Un autre qui devrait donner le bon exemple mais qui se moque du monde, c'est bien le préfet. Le 26 janvier, prétextant que "la fermeture brutale serait extrêmement dommageable pour les entreprises et donc pour l'emploi", il avait pris des arrêtés illégaux en toute connaissance de cause.

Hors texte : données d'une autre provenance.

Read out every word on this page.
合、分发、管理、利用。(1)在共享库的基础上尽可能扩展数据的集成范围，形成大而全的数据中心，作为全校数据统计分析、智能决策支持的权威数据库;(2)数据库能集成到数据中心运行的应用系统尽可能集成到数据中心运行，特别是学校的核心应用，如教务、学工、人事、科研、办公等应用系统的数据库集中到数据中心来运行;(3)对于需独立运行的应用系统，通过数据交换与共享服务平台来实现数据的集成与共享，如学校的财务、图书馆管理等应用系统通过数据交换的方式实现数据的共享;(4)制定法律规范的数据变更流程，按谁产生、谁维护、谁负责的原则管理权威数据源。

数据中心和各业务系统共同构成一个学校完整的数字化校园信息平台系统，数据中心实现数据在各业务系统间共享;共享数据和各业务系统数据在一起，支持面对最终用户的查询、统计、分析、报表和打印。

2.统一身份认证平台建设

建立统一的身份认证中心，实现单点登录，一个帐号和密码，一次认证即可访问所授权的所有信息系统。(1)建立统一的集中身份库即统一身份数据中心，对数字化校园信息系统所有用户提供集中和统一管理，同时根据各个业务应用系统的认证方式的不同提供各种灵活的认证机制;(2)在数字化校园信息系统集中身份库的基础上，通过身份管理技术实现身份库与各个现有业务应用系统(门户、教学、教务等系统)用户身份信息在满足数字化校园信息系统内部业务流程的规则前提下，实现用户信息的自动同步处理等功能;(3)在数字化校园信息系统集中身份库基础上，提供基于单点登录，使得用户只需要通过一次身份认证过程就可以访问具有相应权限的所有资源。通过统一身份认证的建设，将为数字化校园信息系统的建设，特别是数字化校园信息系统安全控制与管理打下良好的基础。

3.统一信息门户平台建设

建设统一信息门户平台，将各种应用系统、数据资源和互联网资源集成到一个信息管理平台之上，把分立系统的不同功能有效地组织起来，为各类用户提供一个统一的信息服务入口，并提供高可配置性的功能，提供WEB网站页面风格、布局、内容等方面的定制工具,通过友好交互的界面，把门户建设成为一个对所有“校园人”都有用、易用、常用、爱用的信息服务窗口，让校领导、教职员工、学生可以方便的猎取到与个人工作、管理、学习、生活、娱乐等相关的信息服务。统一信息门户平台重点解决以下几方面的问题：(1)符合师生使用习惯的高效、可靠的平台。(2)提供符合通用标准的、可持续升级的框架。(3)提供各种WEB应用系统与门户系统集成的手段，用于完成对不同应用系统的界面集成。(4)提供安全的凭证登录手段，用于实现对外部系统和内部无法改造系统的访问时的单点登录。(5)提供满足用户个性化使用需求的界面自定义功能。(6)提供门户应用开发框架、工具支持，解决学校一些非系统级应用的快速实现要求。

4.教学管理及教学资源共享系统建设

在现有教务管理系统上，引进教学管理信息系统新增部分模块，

"Fermeture brutale" : cela fait 40 ans que ça dure ! "Cet arrêté est d'une très grande fragilité juridique", avait-il déclaré. Le voila aussi tombé dans le ridicule. Pas seulement d'ailleurs. Dans quel pays, un préfet de la République, censé faire respecter la loi, peut-il la détourner de la sorte ? Cela s'appelle de la délinquance, non ?

Heureusement que tout n'est pas pourri et qu'il y a encore espoir de voir le droit appliqué. Le tribunal administratif de Marseille ne s'en est pas laissé compter. Il vient d'annuler les dérogations accordées par ledit préfet autorisant l'ouverture dominicale de 25 magasins (sur 141 en bénéficiant) de la zone commerciale de Plan de Campagne, pour six mois. Comprendre : si Sarkozy est élu, il aura les coudées franches pour casser définitivement le code du travail.

Mauvais calcul donc. La décision du tribunal est conforme aux conclusions du commissaire du gouvernement rendues le 20 mars à la demande de la CGT et de la CFDT. Le jugement va maintenant être transmis au procureur de la République et à l'inspection du travail. Les commerçants vont devoir fermer le dimanche sans possibilité d'y déroger car même un recours de leur part ne rendrait pas la décision suspensive. S'ils ne le font pas, ils s'exposent à des amendes ou à des poursuites devant le tribunal.

Moi, j'aimerais que l'on me dise pourquoi le gouvernement ne relève pas illico un tel préfet de ses fonctions, qui avait annoncé : "Je prends mes responsabilités, aux partenaires sociaux de prendre les leurs." On a vu. Il faut assumer, espèce de préfet !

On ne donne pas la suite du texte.